• malkovich malkovich malkovich malkovich malkovich malkovich . malkovich malkovich malkovich malkovich malkovich malkovich malkovich . malkovich malkovich malkovich .
  • ne tamamen akla yatkın ne de çok mantıklı bir hikaye ama kaufman ve jonze’in şaşırtıcı yaratıcılıklarını gösteren, komedi ve sürrealizmin bir araya gelişiyle ne de hoş şeyler çıkarmış dedirten, bunu yaparken de çok yerinde noktalara değinen hoş film. bu arada spoiler olarak algılanmış kısımlar vardır, izlemeyen bunu bilerek okusun ya da okumasın, kendi bilir.

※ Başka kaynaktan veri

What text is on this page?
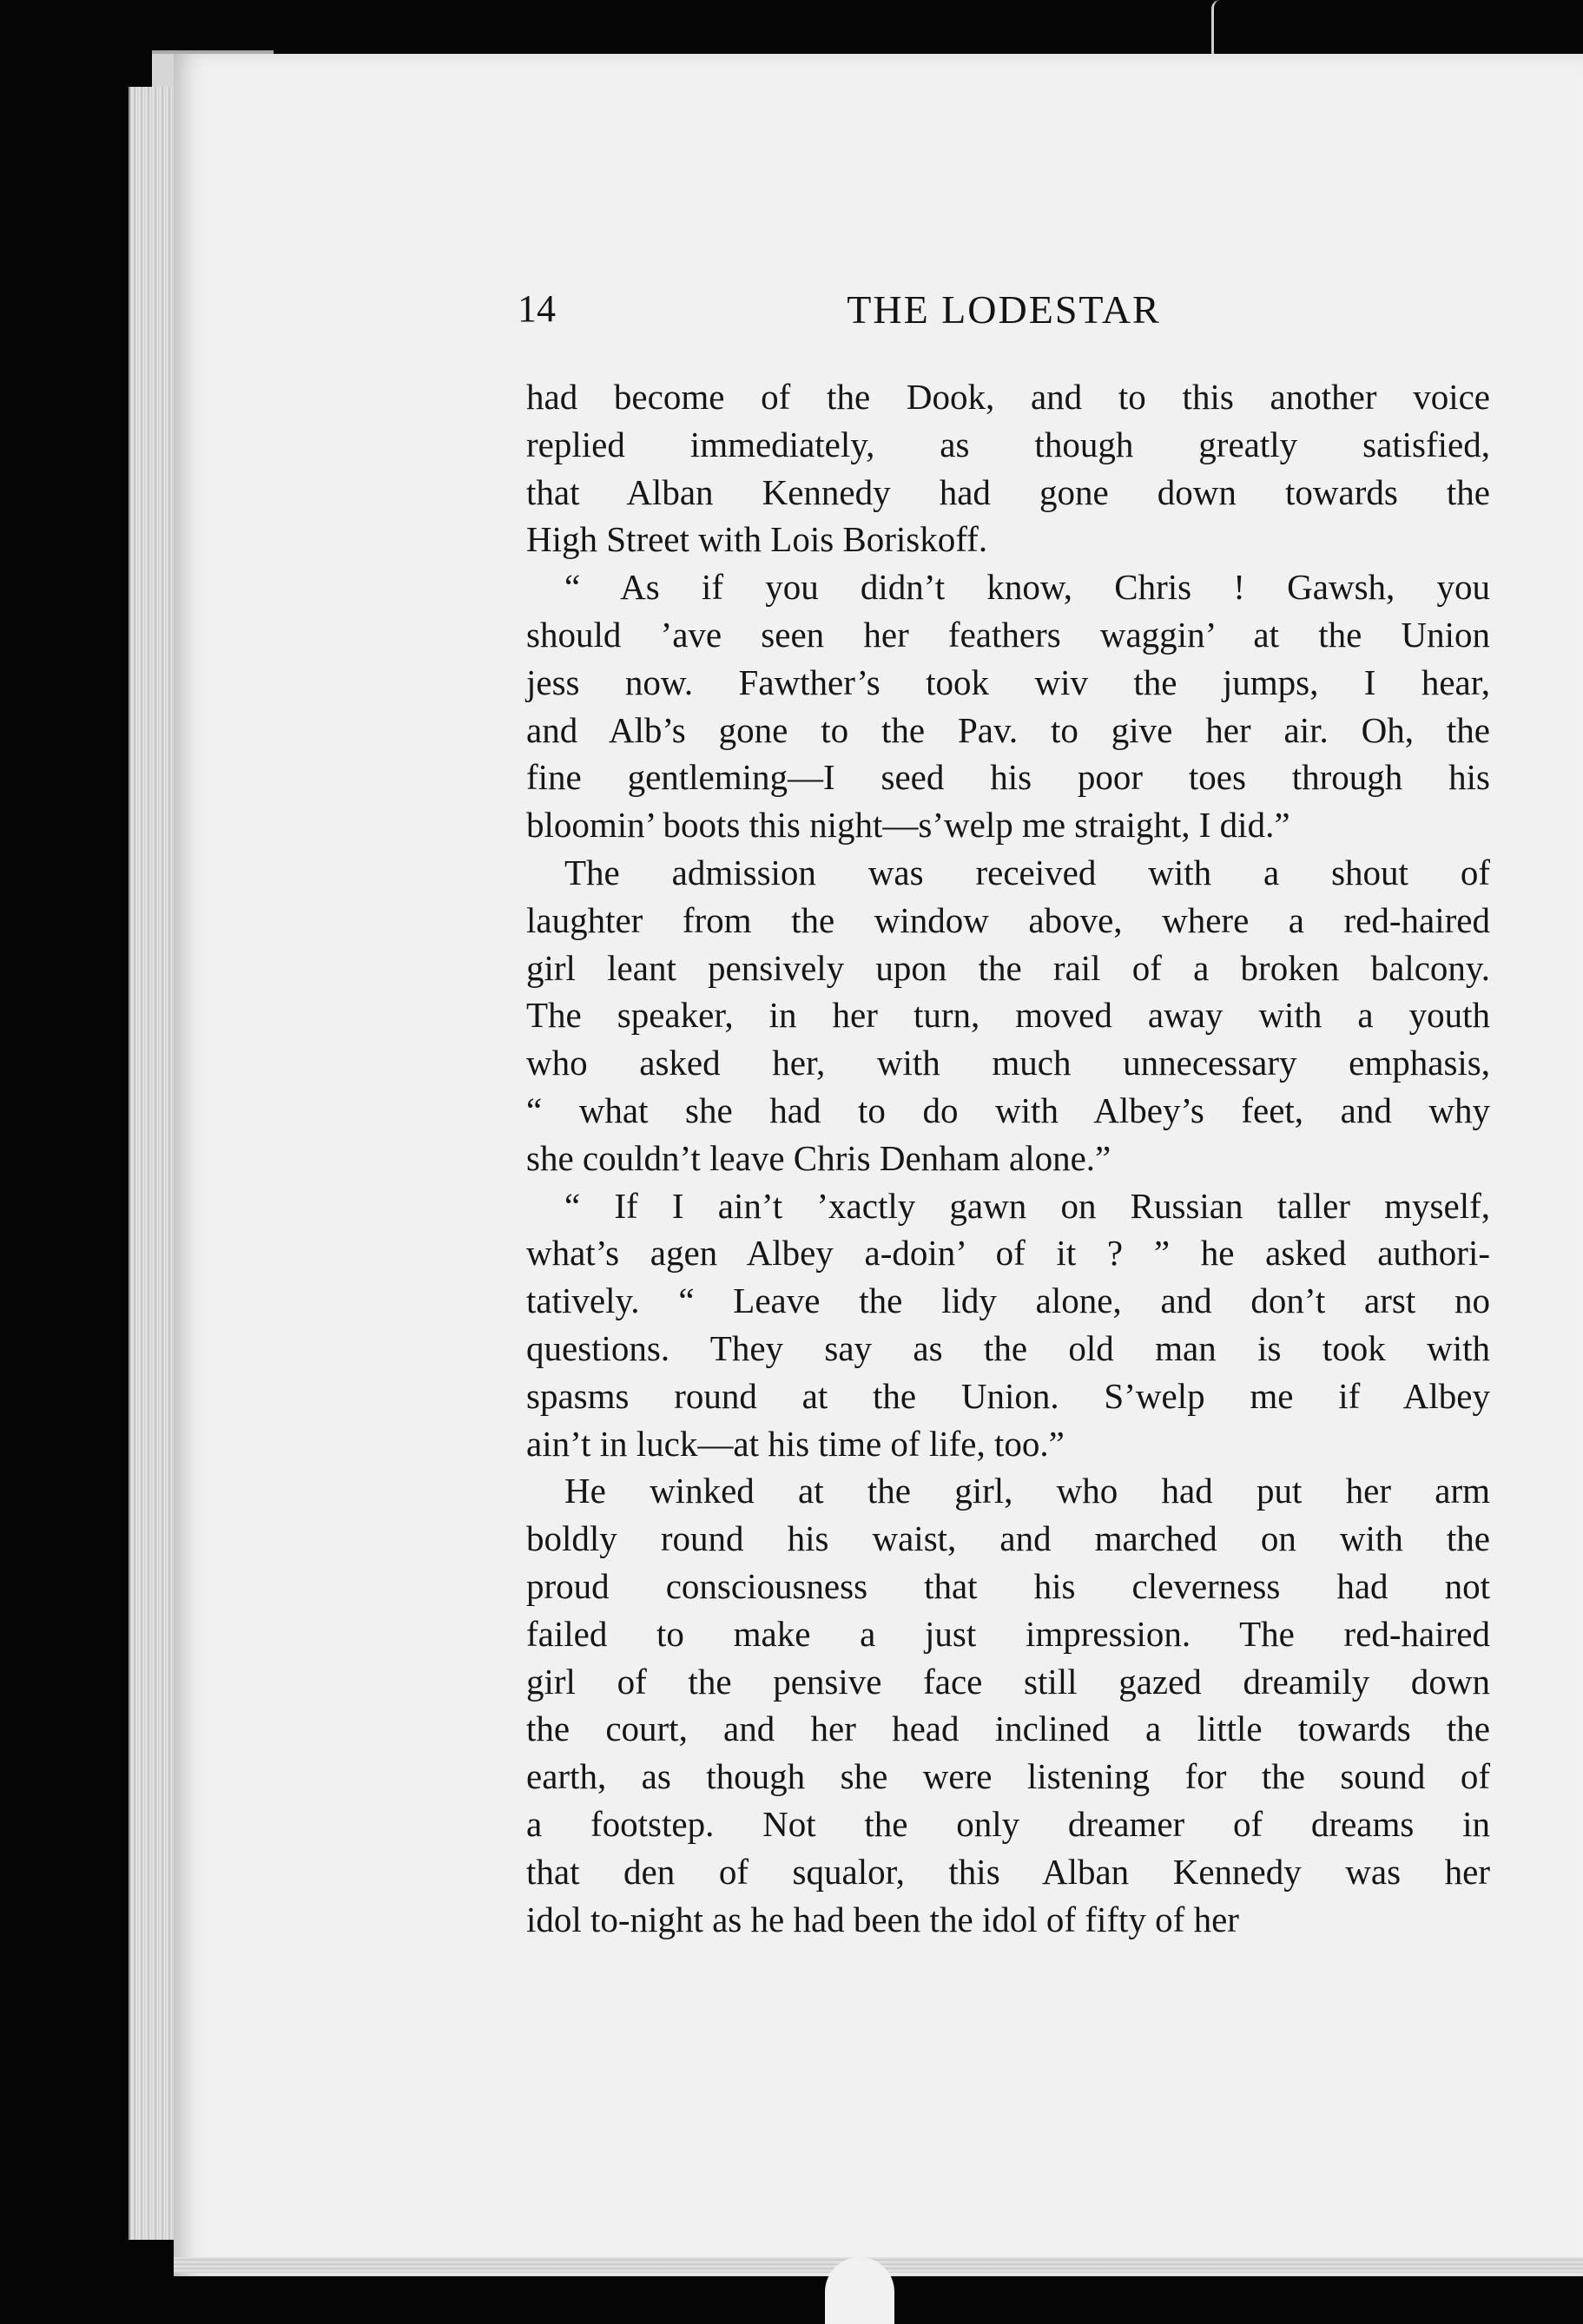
14	THE LODESTAR

had become of the Dook, and to this another voice
replied immediately, as though greatly satisfied,
that Alban Kennedy had gone down towards the
High Street with Lois Boriskoff.

“ As if you didn’t know, Chris ! Gawsh, you
should ’ave seen her feathers waggin’ at the Union
jess now. Fawther’s took wiv the jumps, I hear,
and Alb’s gone to the Pav. to give her air. Oh, the
fine gentleming—I seed his poor toes through his
bloomin’ boots this night—s’welp me straight, I did.”

The admission was received with a shout of
laughter from the window above, where a red-haired
girl leant pensively upon the rail of a broken balcony.
The speaker, in her turn, moved away with a youth
who asked her, with much unnecessary emphasis,
“ what she had to do with Albey’s feet, and why
she couldn’t leave Chris Denham alone.”

“ If I ain’t ’xactly gawn on Russian taller myself,
what’s agen Albey a-doin’ of it ? ” he asked authori-
tatively. “ Leave the lidy alone, and don’t arst no
questions. They say as the old man is took with
spasms round at the Union. S’welp me if Albey
ain’t in luck—at his time of life, too.”

He winked at the girl, who had put her arm
boldly round his waist, and marched on with the
proud consciousness that his cleverness had not
failed to make a just impression. The red-haired
girl of the pensive face still gazed dreamily down
the court, and her head inclined a little towards the
earth, as though she were listening for the sound of
a footstep. Not the only dreamer of dreams in
that den of squalor, this Alban Kennedy was her
idol to-night as he had been the idol of fifty of her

    film temelde başka biri olmak üzerine kurulu. bu başka birineyse, ki kendisi yüzyılın en iyi aktörlerinden john malkovich, bir plazanın 7.5uncu katındaki sihirli bir kapıyla ulaşılıyor. başka biri olmak filmdeki haliyle oldukça çekici bir deneyim çünkü dünyayı 15 dakika boyunca başka birinin gözlerinden algılıyorsunuz, üstelik işin sonunda tekrar güvenli beninize dönme şansınız var. fakat filme baktığımızda yolculuklardan üç tanesi ayrı bir parlıyor, filmi anlamlandırıp başka bir bedenin kime neden cazibeli gelebileceğini gösteriyor. craig’in yolculuğu gösteriyor ki eğer ünlü değilsen- popstar topstar olamamak- sen ve yeteneklerinin hiçbir değeri yok. lotte’nin yolculuğundan çıkardığımız olası sonuç kadının meylinin kadın ruhuna olduğu. malkovich’in kendine yolculuğunda görünense kendi derinliklerine girip tamamen seninle dolu bir dünya bulmak.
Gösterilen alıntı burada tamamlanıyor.